The HK-2 cells were exposed to nicotine (200 μM for 16 h) with or without pretreatment with (a) hexamethonium chloride (1 mM) or (b) Bay 11–7082 for 3 h, then the levels of expression of the proteins cyclin B1, phosphorylated cdc2, and histone H3 were determined. *P < 0.05 or **P < 0.01 compared with the controls. †P < 0.05 or ††P < 0.01 compared with nicotine treatment. Each column represents the mean ± the standard error of the mean. The data are representative of at least three independent experiments. (c) To elucidate the distribution of the cell cycle phases, cell cycle analysis was performed using flow cytometry. The HK-2 cells were treated with nicotine (0, 200, and 400 μM for 16 h).
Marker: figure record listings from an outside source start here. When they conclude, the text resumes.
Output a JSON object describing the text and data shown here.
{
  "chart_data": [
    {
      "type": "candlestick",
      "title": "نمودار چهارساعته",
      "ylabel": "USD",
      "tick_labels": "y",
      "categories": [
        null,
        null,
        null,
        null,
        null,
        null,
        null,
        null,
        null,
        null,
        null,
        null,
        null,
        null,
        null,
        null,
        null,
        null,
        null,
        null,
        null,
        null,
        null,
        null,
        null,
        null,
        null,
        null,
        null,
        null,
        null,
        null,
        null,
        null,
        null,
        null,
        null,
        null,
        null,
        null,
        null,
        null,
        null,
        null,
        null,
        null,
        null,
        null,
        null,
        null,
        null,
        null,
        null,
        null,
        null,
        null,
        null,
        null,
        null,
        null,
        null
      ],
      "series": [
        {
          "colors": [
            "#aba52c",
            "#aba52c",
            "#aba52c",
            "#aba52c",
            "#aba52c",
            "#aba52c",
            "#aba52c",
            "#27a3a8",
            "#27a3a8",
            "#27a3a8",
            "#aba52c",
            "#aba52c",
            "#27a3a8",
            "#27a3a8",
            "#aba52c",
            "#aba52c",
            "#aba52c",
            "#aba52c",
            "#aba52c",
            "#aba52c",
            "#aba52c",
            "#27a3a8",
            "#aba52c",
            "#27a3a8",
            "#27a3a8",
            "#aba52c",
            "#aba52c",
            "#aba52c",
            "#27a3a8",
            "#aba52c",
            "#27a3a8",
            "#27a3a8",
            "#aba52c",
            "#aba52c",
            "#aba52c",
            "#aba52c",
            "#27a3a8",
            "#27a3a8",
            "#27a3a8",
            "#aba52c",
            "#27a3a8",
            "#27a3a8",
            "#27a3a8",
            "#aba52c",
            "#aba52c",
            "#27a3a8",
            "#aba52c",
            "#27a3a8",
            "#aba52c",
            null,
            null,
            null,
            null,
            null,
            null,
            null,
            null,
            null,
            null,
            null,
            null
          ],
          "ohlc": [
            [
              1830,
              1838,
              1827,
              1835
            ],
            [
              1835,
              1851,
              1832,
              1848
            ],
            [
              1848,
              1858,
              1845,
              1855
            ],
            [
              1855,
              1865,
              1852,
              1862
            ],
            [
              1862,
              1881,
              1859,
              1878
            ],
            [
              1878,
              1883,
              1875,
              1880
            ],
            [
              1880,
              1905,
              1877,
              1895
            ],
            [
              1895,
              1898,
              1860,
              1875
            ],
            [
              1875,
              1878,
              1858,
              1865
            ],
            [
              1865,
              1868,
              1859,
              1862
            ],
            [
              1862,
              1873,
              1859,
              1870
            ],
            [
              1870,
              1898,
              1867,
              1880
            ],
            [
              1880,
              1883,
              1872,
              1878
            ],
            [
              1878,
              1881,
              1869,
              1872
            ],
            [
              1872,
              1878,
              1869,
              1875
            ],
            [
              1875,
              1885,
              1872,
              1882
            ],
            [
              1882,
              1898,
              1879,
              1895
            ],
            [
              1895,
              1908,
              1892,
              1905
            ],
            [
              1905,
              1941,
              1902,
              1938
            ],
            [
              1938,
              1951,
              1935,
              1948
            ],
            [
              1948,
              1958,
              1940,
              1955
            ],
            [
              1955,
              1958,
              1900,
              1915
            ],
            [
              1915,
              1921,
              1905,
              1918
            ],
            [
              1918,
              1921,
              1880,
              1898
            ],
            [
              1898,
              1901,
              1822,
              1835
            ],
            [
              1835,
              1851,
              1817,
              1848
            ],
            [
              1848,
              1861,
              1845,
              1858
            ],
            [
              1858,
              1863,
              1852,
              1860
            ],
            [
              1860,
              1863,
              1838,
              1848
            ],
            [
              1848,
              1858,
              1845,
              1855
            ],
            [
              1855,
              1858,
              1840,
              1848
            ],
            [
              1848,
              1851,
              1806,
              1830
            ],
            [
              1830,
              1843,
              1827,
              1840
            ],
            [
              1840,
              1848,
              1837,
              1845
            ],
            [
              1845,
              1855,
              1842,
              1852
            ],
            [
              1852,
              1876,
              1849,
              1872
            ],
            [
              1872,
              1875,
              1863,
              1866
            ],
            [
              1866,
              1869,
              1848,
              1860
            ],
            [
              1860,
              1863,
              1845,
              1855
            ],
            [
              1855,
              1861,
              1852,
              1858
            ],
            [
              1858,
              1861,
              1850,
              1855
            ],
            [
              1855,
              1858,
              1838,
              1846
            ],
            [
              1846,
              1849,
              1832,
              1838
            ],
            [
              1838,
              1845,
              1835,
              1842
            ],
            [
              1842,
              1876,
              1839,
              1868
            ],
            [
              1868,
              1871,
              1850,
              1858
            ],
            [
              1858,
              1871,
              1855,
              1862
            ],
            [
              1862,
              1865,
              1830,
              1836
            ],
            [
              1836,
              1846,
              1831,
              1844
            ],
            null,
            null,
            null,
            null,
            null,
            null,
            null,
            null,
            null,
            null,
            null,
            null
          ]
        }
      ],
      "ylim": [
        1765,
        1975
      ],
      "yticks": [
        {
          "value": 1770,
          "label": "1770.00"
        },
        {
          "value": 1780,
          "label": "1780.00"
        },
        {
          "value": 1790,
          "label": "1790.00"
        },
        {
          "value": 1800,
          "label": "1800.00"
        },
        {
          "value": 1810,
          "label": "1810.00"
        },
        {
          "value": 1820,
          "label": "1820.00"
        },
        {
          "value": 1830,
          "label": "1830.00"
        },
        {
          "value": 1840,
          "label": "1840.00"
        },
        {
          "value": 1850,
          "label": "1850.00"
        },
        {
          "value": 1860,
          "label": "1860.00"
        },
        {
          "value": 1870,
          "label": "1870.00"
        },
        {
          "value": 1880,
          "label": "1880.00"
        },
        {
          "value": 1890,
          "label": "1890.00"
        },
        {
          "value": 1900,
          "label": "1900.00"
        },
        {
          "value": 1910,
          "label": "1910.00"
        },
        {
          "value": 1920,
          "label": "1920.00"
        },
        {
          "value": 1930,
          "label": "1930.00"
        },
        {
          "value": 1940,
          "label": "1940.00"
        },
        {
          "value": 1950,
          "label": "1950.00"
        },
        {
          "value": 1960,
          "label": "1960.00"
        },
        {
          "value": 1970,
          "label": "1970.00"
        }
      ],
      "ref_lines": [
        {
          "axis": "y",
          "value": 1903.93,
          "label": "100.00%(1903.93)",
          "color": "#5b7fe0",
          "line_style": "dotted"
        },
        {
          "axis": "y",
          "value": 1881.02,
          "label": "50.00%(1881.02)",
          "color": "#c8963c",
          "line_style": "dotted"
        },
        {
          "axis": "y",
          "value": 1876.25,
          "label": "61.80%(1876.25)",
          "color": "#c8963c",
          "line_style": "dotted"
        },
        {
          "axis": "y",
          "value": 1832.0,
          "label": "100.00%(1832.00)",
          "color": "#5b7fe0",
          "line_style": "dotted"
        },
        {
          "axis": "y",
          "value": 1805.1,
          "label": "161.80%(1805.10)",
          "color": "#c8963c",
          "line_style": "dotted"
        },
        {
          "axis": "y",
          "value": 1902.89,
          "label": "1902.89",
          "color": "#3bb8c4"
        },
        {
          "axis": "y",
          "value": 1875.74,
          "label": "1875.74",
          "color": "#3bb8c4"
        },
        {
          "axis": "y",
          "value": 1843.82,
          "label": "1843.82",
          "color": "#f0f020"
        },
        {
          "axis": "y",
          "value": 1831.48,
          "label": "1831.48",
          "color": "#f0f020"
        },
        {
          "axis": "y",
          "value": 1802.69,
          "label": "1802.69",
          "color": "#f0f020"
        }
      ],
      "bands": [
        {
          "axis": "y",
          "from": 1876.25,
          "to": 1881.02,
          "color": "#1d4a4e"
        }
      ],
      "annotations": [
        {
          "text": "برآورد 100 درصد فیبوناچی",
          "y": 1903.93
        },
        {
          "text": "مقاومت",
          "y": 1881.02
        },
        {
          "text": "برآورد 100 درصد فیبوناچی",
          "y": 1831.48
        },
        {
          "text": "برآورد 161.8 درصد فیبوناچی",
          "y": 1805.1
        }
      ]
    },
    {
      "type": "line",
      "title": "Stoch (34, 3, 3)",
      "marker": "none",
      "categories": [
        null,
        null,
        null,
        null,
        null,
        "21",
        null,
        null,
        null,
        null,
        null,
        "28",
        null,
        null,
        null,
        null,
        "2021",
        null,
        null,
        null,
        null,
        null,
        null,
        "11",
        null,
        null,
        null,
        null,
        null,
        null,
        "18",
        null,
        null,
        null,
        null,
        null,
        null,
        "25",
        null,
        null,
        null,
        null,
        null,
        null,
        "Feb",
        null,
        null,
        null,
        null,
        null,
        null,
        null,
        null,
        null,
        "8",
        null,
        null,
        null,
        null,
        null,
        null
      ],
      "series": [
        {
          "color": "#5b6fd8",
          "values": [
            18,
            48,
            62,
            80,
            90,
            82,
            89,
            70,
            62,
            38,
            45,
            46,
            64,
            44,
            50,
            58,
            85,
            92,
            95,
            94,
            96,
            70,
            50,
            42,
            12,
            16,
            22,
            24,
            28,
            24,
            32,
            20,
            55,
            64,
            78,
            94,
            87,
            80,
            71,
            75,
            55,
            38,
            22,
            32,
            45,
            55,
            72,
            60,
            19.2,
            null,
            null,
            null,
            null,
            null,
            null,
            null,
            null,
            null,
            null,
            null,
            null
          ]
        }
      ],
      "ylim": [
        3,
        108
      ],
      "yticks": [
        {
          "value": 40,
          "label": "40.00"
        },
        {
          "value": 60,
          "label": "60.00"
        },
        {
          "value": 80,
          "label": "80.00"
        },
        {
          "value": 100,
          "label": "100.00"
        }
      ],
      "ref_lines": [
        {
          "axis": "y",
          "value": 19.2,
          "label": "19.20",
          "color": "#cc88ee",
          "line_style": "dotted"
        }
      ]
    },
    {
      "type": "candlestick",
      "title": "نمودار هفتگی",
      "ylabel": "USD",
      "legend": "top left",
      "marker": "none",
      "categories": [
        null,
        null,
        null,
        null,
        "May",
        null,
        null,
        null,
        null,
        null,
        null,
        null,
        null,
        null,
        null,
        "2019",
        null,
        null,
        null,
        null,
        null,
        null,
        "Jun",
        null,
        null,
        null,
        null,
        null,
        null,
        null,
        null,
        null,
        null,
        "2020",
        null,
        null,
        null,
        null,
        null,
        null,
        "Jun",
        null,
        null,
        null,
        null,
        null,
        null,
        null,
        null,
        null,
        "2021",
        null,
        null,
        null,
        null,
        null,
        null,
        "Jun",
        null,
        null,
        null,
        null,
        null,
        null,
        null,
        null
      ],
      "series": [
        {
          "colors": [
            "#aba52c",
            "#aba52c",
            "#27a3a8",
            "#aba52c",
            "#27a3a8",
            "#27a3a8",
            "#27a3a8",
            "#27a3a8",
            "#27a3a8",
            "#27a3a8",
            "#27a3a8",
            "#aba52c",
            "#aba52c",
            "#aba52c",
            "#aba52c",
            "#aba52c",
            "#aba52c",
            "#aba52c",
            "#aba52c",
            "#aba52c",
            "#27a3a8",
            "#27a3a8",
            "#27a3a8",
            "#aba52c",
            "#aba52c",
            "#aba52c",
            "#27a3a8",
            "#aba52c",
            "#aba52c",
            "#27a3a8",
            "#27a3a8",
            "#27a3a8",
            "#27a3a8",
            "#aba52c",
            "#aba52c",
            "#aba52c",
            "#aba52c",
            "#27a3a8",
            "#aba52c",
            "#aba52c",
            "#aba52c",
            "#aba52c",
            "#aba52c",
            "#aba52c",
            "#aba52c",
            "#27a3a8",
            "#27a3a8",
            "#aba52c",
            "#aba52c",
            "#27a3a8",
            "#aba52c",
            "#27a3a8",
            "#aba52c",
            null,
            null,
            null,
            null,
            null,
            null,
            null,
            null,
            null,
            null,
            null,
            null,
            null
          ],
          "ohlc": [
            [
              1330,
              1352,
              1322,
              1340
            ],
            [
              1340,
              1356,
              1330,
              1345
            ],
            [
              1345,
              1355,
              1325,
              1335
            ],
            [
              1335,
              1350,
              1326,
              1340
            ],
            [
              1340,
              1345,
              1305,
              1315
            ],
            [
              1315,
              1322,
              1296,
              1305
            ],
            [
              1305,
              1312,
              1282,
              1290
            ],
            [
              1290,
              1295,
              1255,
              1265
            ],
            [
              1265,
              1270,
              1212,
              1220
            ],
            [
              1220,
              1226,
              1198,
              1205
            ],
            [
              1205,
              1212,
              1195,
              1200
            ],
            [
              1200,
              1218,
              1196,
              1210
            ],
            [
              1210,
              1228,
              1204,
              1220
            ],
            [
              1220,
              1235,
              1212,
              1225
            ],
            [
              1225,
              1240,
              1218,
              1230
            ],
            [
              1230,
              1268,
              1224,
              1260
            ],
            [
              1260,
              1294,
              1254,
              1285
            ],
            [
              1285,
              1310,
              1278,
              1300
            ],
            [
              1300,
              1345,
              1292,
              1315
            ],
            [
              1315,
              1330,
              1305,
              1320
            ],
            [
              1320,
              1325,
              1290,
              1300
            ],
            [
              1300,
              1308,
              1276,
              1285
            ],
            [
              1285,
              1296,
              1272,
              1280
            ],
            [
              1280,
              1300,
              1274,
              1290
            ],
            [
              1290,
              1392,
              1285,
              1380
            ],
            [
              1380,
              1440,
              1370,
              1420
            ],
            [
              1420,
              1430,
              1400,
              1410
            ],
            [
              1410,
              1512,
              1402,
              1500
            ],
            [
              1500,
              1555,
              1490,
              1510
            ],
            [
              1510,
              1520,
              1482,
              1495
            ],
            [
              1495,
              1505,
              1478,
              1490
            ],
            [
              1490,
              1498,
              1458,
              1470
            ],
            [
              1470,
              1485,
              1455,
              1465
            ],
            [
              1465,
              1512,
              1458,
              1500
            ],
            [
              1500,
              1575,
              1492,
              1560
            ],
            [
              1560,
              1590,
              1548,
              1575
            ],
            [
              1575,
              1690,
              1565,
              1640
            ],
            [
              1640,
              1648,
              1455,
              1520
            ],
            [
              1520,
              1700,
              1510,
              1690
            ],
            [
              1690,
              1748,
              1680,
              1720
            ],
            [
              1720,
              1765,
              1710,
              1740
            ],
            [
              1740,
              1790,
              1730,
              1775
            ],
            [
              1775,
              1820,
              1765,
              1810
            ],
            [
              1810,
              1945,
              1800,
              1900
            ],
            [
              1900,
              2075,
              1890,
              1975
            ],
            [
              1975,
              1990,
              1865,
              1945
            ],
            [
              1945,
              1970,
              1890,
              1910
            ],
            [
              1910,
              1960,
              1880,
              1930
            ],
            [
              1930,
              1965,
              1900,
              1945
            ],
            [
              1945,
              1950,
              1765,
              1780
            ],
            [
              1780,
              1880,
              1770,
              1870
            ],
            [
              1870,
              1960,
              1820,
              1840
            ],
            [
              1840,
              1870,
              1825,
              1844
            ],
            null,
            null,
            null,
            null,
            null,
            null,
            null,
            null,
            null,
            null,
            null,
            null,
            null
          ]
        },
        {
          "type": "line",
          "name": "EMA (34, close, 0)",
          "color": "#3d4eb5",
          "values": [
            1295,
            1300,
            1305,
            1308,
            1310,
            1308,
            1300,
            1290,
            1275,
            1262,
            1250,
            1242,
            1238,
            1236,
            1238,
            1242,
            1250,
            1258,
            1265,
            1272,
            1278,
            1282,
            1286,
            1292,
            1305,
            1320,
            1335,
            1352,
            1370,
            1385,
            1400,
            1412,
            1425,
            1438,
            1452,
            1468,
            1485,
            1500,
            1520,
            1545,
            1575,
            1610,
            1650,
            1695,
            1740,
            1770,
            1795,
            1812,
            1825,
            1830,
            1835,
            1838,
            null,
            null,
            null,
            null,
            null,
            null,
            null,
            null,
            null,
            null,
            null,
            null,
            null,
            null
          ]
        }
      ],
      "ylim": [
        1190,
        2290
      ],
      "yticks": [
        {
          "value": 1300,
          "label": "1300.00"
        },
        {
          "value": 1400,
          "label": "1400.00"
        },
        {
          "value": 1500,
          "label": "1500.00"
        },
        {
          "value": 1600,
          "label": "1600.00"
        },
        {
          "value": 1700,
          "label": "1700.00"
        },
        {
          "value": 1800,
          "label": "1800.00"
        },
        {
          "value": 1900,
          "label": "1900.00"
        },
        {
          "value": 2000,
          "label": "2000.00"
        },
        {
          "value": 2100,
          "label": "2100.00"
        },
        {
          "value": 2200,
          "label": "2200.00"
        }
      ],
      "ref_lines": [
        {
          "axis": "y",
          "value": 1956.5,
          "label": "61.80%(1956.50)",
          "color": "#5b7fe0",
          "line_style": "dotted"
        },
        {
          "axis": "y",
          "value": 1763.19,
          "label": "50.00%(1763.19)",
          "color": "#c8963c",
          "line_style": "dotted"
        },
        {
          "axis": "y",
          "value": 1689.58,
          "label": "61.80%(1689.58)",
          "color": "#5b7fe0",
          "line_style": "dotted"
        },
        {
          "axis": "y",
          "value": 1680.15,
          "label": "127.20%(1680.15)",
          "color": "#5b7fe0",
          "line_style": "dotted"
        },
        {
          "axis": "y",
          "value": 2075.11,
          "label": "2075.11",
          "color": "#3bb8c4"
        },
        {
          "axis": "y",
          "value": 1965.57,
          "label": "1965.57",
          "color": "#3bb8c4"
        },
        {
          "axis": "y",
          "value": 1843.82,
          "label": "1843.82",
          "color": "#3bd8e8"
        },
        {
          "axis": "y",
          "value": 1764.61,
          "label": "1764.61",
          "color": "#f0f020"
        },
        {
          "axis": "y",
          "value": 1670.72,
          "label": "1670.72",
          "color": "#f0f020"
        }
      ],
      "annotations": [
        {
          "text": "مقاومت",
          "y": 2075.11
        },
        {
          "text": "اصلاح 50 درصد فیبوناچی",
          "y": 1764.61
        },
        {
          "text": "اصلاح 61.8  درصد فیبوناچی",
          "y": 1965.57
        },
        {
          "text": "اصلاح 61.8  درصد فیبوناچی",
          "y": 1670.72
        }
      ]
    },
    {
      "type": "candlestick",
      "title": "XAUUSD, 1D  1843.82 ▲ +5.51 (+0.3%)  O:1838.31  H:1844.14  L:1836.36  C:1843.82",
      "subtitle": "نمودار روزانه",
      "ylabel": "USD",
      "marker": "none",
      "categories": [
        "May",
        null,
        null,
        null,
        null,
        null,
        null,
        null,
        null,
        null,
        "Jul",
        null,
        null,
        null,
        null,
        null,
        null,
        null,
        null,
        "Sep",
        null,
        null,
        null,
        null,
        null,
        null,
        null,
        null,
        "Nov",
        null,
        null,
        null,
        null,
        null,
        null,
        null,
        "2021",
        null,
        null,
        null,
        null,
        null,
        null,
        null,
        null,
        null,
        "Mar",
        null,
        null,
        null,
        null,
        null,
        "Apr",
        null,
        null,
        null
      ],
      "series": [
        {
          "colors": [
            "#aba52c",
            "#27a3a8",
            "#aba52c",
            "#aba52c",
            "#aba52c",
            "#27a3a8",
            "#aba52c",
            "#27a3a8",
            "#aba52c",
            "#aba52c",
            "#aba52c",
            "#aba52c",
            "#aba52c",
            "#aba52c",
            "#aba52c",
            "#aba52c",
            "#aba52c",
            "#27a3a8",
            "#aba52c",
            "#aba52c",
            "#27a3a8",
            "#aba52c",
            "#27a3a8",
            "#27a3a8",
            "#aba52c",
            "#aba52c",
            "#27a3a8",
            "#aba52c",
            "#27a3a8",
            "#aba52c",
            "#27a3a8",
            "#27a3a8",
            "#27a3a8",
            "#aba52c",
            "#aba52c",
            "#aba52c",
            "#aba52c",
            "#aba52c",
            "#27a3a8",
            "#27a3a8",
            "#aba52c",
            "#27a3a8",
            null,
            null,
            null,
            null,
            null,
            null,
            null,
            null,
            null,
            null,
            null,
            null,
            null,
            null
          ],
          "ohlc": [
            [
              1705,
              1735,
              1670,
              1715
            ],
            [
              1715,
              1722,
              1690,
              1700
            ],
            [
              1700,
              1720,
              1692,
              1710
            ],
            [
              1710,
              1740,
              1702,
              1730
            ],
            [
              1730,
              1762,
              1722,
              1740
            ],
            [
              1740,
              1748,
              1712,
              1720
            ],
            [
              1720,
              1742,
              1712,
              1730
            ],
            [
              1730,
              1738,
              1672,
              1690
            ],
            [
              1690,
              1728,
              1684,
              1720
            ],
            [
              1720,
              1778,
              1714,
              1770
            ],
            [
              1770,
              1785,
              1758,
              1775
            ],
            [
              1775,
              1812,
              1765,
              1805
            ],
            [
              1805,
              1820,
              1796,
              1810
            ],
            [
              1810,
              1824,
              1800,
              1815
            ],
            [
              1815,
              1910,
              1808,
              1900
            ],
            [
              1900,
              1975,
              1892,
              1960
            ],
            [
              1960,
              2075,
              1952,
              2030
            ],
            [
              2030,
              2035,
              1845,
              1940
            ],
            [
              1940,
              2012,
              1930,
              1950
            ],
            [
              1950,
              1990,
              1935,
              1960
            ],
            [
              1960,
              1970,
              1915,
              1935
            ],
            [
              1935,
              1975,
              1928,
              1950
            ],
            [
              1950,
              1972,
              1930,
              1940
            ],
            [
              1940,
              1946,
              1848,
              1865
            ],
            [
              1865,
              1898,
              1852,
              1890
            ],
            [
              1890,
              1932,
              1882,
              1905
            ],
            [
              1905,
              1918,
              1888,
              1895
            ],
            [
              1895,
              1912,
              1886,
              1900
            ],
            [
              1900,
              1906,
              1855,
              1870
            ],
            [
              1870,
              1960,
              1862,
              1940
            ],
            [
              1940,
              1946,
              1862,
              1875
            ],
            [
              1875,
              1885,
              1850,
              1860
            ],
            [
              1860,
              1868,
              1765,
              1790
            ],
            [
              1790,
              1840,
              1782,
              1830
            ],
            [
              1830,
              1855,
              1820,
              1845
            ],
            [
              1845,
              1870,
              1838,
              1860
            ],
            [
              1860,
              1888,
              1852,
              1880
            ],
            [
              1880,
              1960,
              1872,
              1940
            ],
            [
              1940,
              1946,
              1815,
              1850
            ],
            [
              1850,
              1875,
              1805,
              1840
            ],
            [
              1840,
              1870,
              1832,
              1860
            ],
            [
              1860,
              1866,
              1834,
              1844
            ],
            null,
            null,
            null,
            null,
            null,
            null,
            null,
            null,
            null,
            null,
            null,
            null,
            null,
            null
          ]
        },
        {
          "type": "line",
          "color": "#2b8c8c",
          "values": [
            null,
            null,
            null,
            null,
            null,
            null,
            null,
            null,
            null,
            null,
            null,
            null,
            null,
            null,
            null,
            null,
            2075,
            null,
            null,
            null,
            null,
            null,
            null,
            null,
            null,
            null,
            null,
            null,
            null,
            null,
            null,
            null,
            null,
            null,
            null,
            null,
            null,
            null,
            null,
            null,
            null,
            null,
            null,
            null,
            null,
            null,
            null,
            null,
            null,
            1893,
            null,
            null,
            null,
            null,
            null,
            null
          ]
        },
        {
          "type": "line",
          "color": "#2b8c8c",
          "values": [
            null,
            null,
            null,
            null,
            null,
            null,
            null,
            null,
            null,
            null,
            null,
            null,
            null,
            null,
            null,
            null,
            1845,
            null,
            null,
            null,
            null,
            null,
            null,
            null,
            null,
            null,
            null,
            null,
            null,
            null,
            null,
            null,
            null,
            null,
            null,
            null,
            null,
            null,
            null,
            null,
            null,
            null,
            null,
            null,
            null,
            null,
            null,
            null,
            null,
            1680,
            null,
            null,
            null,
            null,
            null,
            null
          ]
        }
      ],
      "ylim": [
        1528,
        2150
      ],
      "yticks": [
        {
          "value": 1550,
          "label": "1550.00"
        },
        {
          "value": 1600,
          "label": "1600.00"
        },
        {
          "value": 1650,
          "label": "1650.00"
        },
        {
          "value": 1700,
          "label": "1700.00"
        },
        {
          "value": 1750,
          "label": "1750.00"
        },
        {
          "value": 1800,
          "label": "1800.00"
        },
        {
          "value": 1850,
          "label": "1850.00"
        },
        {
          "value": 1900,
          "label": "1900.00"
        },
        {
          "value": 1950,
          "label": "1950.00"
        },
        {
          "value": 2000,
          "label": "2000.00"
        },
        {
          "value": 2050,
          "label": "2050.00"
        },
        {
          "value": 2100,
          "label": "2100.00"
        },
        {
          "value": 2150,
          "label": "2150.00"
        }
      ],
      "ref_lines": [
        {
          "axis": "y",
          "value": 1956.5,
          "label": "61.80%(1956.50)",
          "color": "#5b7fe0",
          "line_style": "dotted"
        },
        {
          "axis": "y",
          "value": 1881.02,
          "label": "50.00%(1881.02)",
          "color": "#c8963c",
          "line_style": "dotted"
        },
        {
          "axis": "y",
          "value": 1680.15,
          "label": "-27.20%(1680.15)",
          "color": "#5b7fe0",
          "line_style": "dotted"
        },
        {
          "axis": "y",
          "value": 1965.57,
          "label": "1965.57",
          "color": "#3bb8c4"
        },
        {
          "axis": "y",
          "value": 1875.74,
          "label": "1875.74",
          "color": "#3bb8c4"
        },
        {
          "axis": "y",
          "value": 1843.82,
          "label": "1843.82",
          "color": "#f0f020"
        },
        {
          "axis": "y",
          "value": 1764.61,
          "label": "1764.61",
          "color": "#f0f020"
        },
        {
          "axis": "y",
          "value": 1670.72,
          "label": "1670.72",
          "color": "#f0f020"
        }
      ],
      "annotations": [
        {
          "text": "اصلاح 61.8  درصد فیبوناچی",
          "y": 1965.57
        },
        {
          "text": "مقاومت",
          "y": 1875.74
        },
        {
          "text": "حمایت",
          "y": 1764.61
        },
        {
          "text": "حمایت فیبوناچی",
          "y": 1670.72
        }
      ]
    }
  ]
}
Fig 6. The effect of nicotine on apoptosis in human tubular epithelial cells.

(a) The HK-2 cells were exposed to nicotine (200 μM) for 1, 3, 6, and 10 h, then the expression of the Bax and Bcl-2 proteins was determined. *P < 0.05 or **P < 0.01 compared with the controls. (b) The cells were pretreated with hexamethonium chloride for 3 h at different concentrations, namely, 0, 0.25, 0.5, 1, and 3 mM, then they were incubated with nicotine (200 μM for 10 h). (c) The cells were exposed to nicotine (200 μM for 10 h) with or without pretreatment with 10 mM N-acetyl-L-cysteine for 1 h. (d) The cells were exposed to nicotine (200 μM for 10 h) with or without pretreatment with Bay 11–7082, which is an NF-B inhibitor, for 1 h. **P < 0.01 compared with the controls. †P < 0.05 or ††P < 0.01 compared with nicotine treatment. Each column represents the mean ± the standard error of the mean. (e) Bax expression (red) was examined in the HK-2 cells after treatment with nicotine (200 μM for 10 h) and pretreatment with hexamethonium chloride (1 mM for 3 h). Original magnification, 200 ×. Scale bar = 50 μm. HC, hexamethonium chloride. The data are representative of at least three independent experiments.

Fig 7. The annexin V/propidium iodide and 4′-6-diamidino-2-phenylindole staining assay.

(a) The HK-2 cells were treated with nicotine at 200 or 400 μM for 24 h. (b) The cells were exposed to nicotine (200 μM) for 24 h with or without pretreatment with Bay 11–7082 for 1 h, a nuclear factor-κB inhibitor, and the percentages of the cells residing in the lower right regions of the scatter plots of annexin V-fluorescein isothiocyanate staining, which represented the apoptotic cells, were determined. (c) Chromatin condensation and apoptotic bodies were stained bright blue (arrow) in the HK-2 cells that had been treated with nicotine (200 or 400 μM for 24 h), with or without pretreatment with Bay 11–7082. The nuclear morphologies were examined using fluorescence microscopy. Original magnification, 200 ×. Scale bar = 50 μm.